Sleeper was the first regular series produced by the now quality assured partnership of Ed Brubaker and Sean Phillips. When created in 2003 both creators already had careers extending back a decade, but neither was a household name among fans, nor a go-to talent for editors, yet much of what makes their subsequent collaborations so successful is already present in Sleeper. They’ve frequently shone a spotlight on someone involved in circumstances beyond their control, who’d sooner remain in the dark, and that certainly applies to Holden Carver. Although Sleeper is primarily a thriller series, it’s set in the WildStorm universe of the early 21st century, and Carver has a superpower, sparingly but always effectively used. It’s part of what makes him useful to Tao, head of a global criminal organisation.

Carver, though, is infiltrating that organisation on behalf of John Lynch, nominally one of the good guys. In order for the ruse to be successful it was arranged that anyone researching Carver will find records of a criminal, and his former colleagues assume he’s gone rogue. This was all fine until Lynch fell into a coma. With no-one else aware he’s actually gathering information, Carver is stuck in place with no way out, and his best buddy? Well, “he told me once he chose his codename because sometimes he just really wanted to kill everybody”.

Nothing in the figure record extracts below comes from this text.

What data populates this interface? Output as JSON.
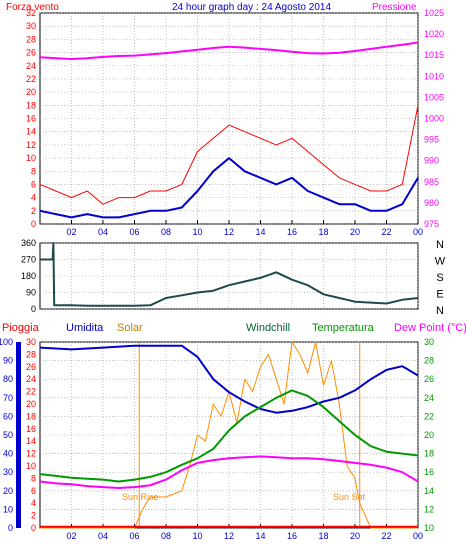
{
  "chart_data": [
    {
      "type": "line",
      "title": "24 hour graph day : 24 Agosto 2014",
      "left_label": "Forza vento",
      "right_label": "Pressione",
      "x_ticks": [
        "02",
        "04",
        "06",
        "08",
        "10",
        "12",
        "14",
        "16",
        "18",
        "20",
        "22",
        "00"
      ],
      "y_left_ticks": [
        "0",
        "2",
        "4",
        "6",
        "8",
        "10",
        "12",
        "14",
        "16",
        "18",
        "20",
        "22",
        "24",
        "26",
        "28",
        "30",
        "32"
      ],
      "y_right_ticks": [
        "975",
        "980",
        "985",
        "990",
        "995",
        "1000",
        "1005",
        "1010",
        "1015",
        "1020",
        "1025"
      ],
      "ylim_left": [
        0,
        32
      ],
      "ylim_right": [
        975,
        1025
      ],
      "colors": {
        "gust": "#ff0000",
        "speed": "#0000cc",
        "pressure": "#ff00ff"
      },
      "series": [
        {
          "name": "Pressione",
          "axis": "right",
          "x": [
            0,
            1,
            2,
            3,
            4,
            5,
            6,
            7,
            8,
            9,
            10,
            11,
            12,
            13,
            14,
            15,
            16,
            17,
            18,
            19,
            20,
            21,
            22,
            23,
            24
          ],
          "values": [
            1014.5,
            1014.3,
            1014.1,
            1014.3,
            1014.6,
            1014.8,
            1014.9,
            1015.2,
            1015.5,
            1015.9,
            1016.3,
            1016.7,
            1017.0,
            1016.8,
            1016.5,
            1016.2,
            1015.8,
            1015.5,
            1015.4,
            1015.6,
            1016.0,
            1016.5,
            1017.0,
            1017.5,
            1018.0
          ]
        },
        {
          "name": "gust",
          "axis": "left",
          "x": [
            0,
            1,
            2,
            3,
            4,
            5,
            6,
            7,
            8,
            9,
            10,
            11,
            12,
            13,
            14,
            15,
            16,
            17,
            18,
            19,
            20,
            21,
            22,
            23,
            24
          ],
          "values": [
            6,
            5,
            4,
            5,
            3,
            4,
            4,
            5,
            5,
            6,
            11,
            13,
            15,
            14,
            13,
            12,
            13,
            11,
            9,
            7,
            6,
            5,
            5,
            6,
            18
          ]
        },
        {
          "name": "speed",
          "axis": "left",
          "x": [
            0,
            1,
            2,
            3,
            4,
            5,
            6,
            7,
            8,
            9,
            10,
            11,
            12,
            13,
            14,
            15,
            16,
            17,
            18,
            19,
            20,
            21,
            22,
            23,
            24
          ],
          "values": [
            2,
            1.5,
            1,
            1.5,
            1,
            1,
            1.5,
            2,
            2,
            2.5,
            5,
            8,
            10,
            8,
            7,
            6,
            7,
            5,
            4,
            3,
            3,
            2,
            2,
            3,
            7
          ]
        }
      ]
    },
    {
      "type": "line",
      "compass_labels": [
        "N",
        "W",
        "S",
        "E",
        "N"
      ],
      "y_ticks": [
        "0",
        "90",
        "180",
        "270",
        "360"
      ],
      "ylim": [
        0,
        360
      ],
      "color": "#1f4a4a",
      "series": [
        {
          "name": "direction",
          "x": [
            0,
            0.8,
            0.85,
            0.9,
            1,
            2,
            3,
            4,
            5,
            6,
            7,
            8,
            9,
            10,
            11,
            12,
            13,
            14,
            15,
            16,
            17,
            18,
            19,
            20,
            21,
            22,
            23,
            24
          ],
          "values": [
            270,
            270,
            360,
            20,
            20,
            20,
            18,
            18,
            18,
            18,
            20,
            60,
            75,
            90,
            100,
            130,
            150,
            170,
            200,
            160,
            130,
            80,
            60,
            40,
            35,
            30,
            50,
            60
          ]
        }
      ]
    },
    {
      "type": "line",
      "labels": {
        "pioggia": "Pioggia",
        "umidita": "Umidita",
        "solar": "Solar",
        "windchill": "Windchill",
        "temperatura": "Temperatura",
        "dewpoint": "Dew Point (°C)"
      },
      "colors": {
        "pioggia": "#ff0000",
        "umidita": "#0000cc",
        "solar": "#ff8c00",
        "windchill": "#006633",
        "temperatura": "#009900",
        "dewpoint": "#ff00ff"
      },
      "annotations": {
        "sunrise": "Sun Rise",
        "sunset": "Sun Set"
      },
      "sunrise_x": 6.3,
      "sunset_x": 20.3,
      "x_ticks": [
        "02",
        "04",
        "06",
        "08",
        "10",
        "12",
        "14",
        "16",
        "18",
        "20",
        "22",
        "00"
      ],
      "y_left1_ticks": [
        "0",
        "10",
        "20",
        "30",
        "40",
        "50",
        "60",
        "70",
        "80",
        "90",
        "100"
      ],
      "y_left2_ticks": [
        "0",
        "2",
        "4",
        "6",
        "8",
        "10",
        "12",
        "14",
        "16",
        "18",
        "20",
        "22",
        "24",
        "26",
        "28",
        "30"
      ],
      "y_right_ticks": [
        "10",
        "12",
        "14",
        "16",
        "18",
        "20",
        "22",
        "24",
        "26",
        "28",
        "30"
      ],
      "ylim_left1": [
        0,
        100
      ],
      "ylim_left2": [
        0,
        30
      ],
      "ylim_right": [
        10,
        30
      ],
      "series": [
        {
          "name": "Umidita",
          "axis": "left1",
          "x": [
            0,
            2,
            4,
            6,
            8,
            9,
            10,
            11,
            12,
            13,
            14,
            15,
            16,
            17,
            18,
            19,
            20,
            21,
            22,
            23,
            24
          ],
          "values": [
            97,
            96,
            97,
            98,
            98,
            98,
            92,
            80,
            73,
            68,
            64,
            62,
            63,
            65,
            68,
            70,
            74,
            80,
            85,
            87,
            82
          ]
        },
        {
          "name": "Temperatura",
          "axis": "right",
          "x": [
            0,
            1,
            2,
            3,
            4,
            5,
            6,
            7,
            8,
            9,
            10,
            11,
            12,
            13,
            14,
            15,
            16,
            17,
            18,
            19,
            20,
            21,
            22,
            23,
            24
          ],
          "values": [
            15.8,
            15.6,
            15.4,
            15.3,
            15.2,
            15.0,
            15.2,
            15.5,
            16.0,
            16.8,
            17.5,
            18.5,
            20.5,
            22.0,
            23.0,
            24.0,
            24.8,
            24.2,
            23.0,
            21.5,
            20.0,
            18.8,
            18.2,
            18.0,
            17.8
          ]
        },
        {
          "name": "Dew Point",
          "axis": "right",
          "x": [
            0,
            1,
            2,
            3,
            4,
            5,
            6,
            7,
            8,
            9,
            10,
            11,
            12,
            13,
            14,
            15,
            16,
            17,
            18,
            19,
            20,
            21,
            22,
            23,
            24
          ],
          "values": [
            15.0,
            14.8,
            14.7,
            14.5,
            14.4,
            14.3,
            14.4,
            14.6,
            15.2,
            16.2,
            17.0,
            17.3,
            17.5,
            17.6,
            17.7,
            17.6,
            17.5,
            17.5,
            17.4,
            17.2,
            17.0,
            16.8,
            16.5,
            16.0,
            15.0
          ]
        },
        {
          "name": "Solar",
          "axis": "left2",
          "x": [
            0,
            6,
            6.5,
            7,
            8,
            9,
            9.5,
            10,
            10.5,
            11,
            11.5,
            12,
            12.5,
            13,
            13.5,
            14,
            14.5,
            15,
            15.5,
            16,
            16.5,
            17,
            17.5,
            18,
            18.5,
            19,
            19.5,
            20,
            20.3,
            21,
            24
          ],
          "values": [
            0,
            0,
            3,
            5,
            5,
            6,
            10,
            15,
            14,
            20,
            18,
            22,
            17,
            24,
            22,
            26,
            28,
            24,
            20,
            30,
            28,
            25,
            30,
            23,
            27,
            20,
            10,
            8,
            4,
            0,
            0
          ]
        },
        {
          "name": "Pioggia",
          "axis": "left2",
          "x": [
            0,
            24
          ],
          "values": [
            0.2,
            0.2
          ]
        }
      ]
    }
  ]
}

It’s a grim situation, and Brubaker and Phillips bring that out. Phillips isn’t quite the beacon of clarity he’d develop into, using some experimental layouts to accommodate the necessary dialogue, with some of his figures not quite right for a realistic world, but the pages capture Carver’s depressing situation. However, Tony Aviña’s colouring does them no favours. He needs to create a gloomy world, but does so with little imagination, using swathes of dark colours that make the content look dull. It’s only to make flashback scenes stand out that brighter colour is applied.

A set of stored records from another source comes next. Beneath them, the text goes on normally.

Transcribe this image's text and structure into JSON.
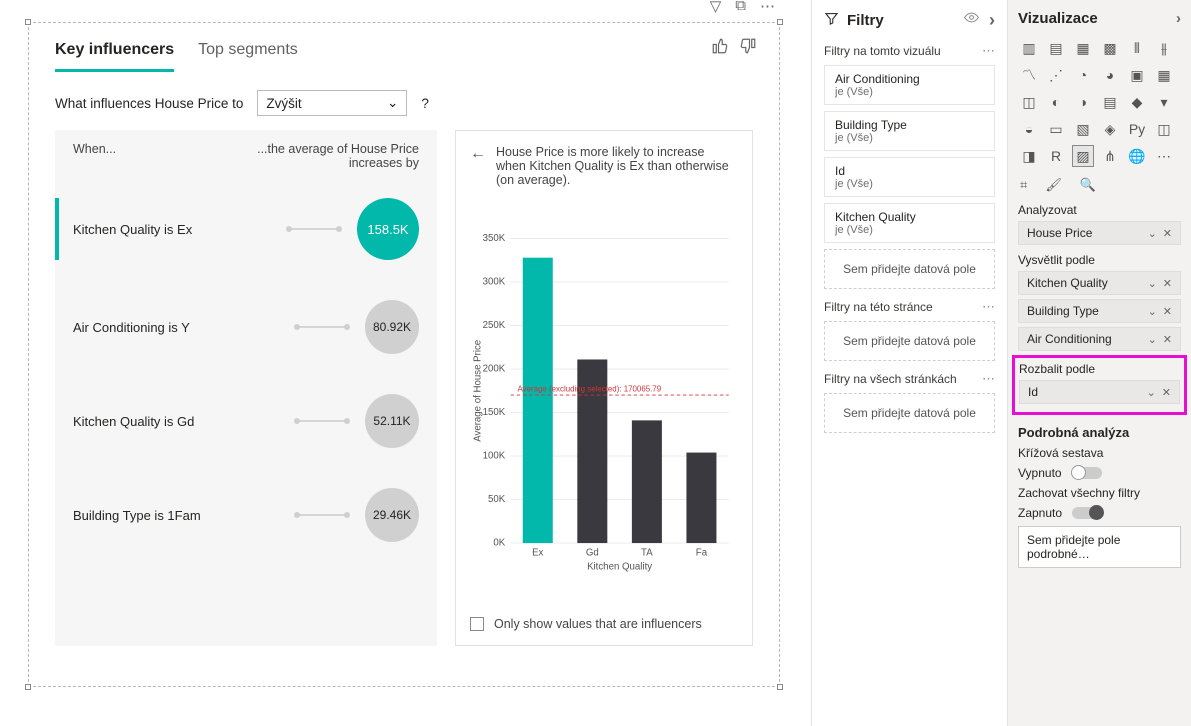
{
  "visual": {
    "tabs": {
      "active": "Key influencers",
      "other": "Top segments"
    },
    "toolbar": {
      "filter": "▽",
      "popout": "⧉",
      "more": "⋯",
      "thumbs_up": "👍",
      "thumbs_down": "👎"
    },
    "question_prefix": "What influences House Price to",
    "select_value": "Zvýšit",
    "question_mark": "?",
    "headers": {
      "when": "When...",
      "then": "...the average of House Price increases by"
    },
    "influencers": [
      {
        "label": "Kitchen Quality is Ex",
        "value": "158.5K",
        "active": true
      },
      {
        "label": "Air Conditioning is Y",
        "value": "80.92K",
        "active": false
      },
      {
        "label": "Kitchen Quality is Gd",
        "value": "52.11K",
        "active": false
      },
      {
        "label": "Building Type is 1Fam",
        "value": "29.46K",
        "active": false
      }
    ],
    "chart": {
      "back_arrow": "←",
      "title": "House Price is more likely to increase when Kitchen Quality is Ex than otherwise (on average).",
      "categories": [
        "Ex",
        "Gd",
        "TA",
        "Fa"
      ],
      "values": [
        328000,
        211000,
        141000,
        104000
      ],
      "bar_colors": [
        "#01b8aa",
        "#39393f",
        "#39393f",
        "#39393f"
      ],
      "ylim": [
        0,
        350000
      ],
      "ytick_step": 50000,
      "ytick_labels": [
        "0K",
        "50K",
        "100K",
        "150K",
        "200K",
        "250K",
        "300K",
        "350K"
      ],
      "ylabel": "Average of House Price",
      "xlabel": "Kitchen Quality",
      "ref_line": {
        "value": 170065.79,
        "label": "Average (excluding selected): 170065.79",
        "color": "#d13438"
      },
      "grid_color": "#e9e9e9",
      "bar_width": 0.55
    },
    "only_label": "Only show values that are influencers"
  },
  "filters": {
    "title": "Filtry",
    "eye_icon": "👁",
    "chev": "›",
    "sections": {
      "visual": {
        "label": "Filtry na tomto vizuálu",
        "cards": [
          {
            "t": "Air Conditioning",
            "v": "je (Vše)"
          },
          {
            "t": "Building Type",
            "v": "je (Vše)"
          },
          {
            "t": "Id",
            "v": "je (Vše)"
          },
          {
            "t": "Kitchen Quality",
            "v": "je (Vše)"
          }
        ],
        "drop": "Sem přidejte datová pole"
      },
      "page": {
        "label": "Filtry na této stránce",
        "drop": "Sem přidejte datová pole"
      },
      "all": {
        "label": "Filtry na všech stránkách",
        "drop": "Sem přidejte datová pole"
      }
    }
  },
  "viz": {
    "title": "Vizualizace",
    "icons": [
      "▥",
      "▤",
      "▦",
      "▩",
      "⫴",
      "⫵",
      "〽",
      "⋰",
      "◔",
      "◕",
      "▣",
      "▦",
      "◫",
      "◐",
      "◑",
      "▤",
      "◆",
      "▾",
      "◒",
      "▭",
      "▧",
      "◈",
      "Py",
      "◫",
      "◨",
      "R",
      "▨",
      "⋔",
      "🌐",
      "⋯"
    ],
    "selected_icon_index": 26,
    "tab_icons": [
      "⌗",
      "🖌",
      "🔍"
    ],
    "wells": {
      "analyze": {
        "label": "Analyzovat",
        "fields": [
          "House Price"
        ]
      },
      "explain": {
        "label": "Vysvětlit podle",
        "fields": [
          "Kitchen Quality",
          "Building Type",
          "Air Conditioning"
        ]
      },
      "expand": {
        "label": "Rozbalit podle",
        "fields": [
          "Id"
        ]
      }
    },
    "detail_h": "Podrobná analýza",
    "cross": {
      "label": "Křížová sestava",
      "value": "Vypnuto",
      "on": false
    },
    "keep": {
      "label": "Zachovat všechny filtry",
      "value": "Zapnuto",
      "on": true
    },
    "drill_drop": "Sem přidejte pole podrobné…"
  }
}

The tension hanging over everything is whether Carver will be revealed as an infiltrator, with Tao seeming supernaturally aware, and certainly knowing someone in his organisation isn’t loyal. In the meantime Carver becomes ever more compromised as people are injured and occasionally killed during the missions he carries out. The first half of Book One, originally available as Out in the Cold, largely presents inventive single episodes introducing Carver and his predicament, while the remainder, previously All False Moves, is two longer stories offering hope and possible extraction. While super powered characters do appear, they’re a sideline, and Sleeper is definitely of greater interest to fans of Brubaker and Phillips than those of the wider turn of the century WildStorm universe.

This combined edition was first issued in 2009 as Sleeper Season One, then reissued in 2018 as Sleeper Book One. Anyone who prefers consistent editions may be frustrated that there is no Sleeper Book Two, although used copies of Sleeper Season Two are still available. Alternatively Carver’s entire story is collected as The Sleeper Omnibus.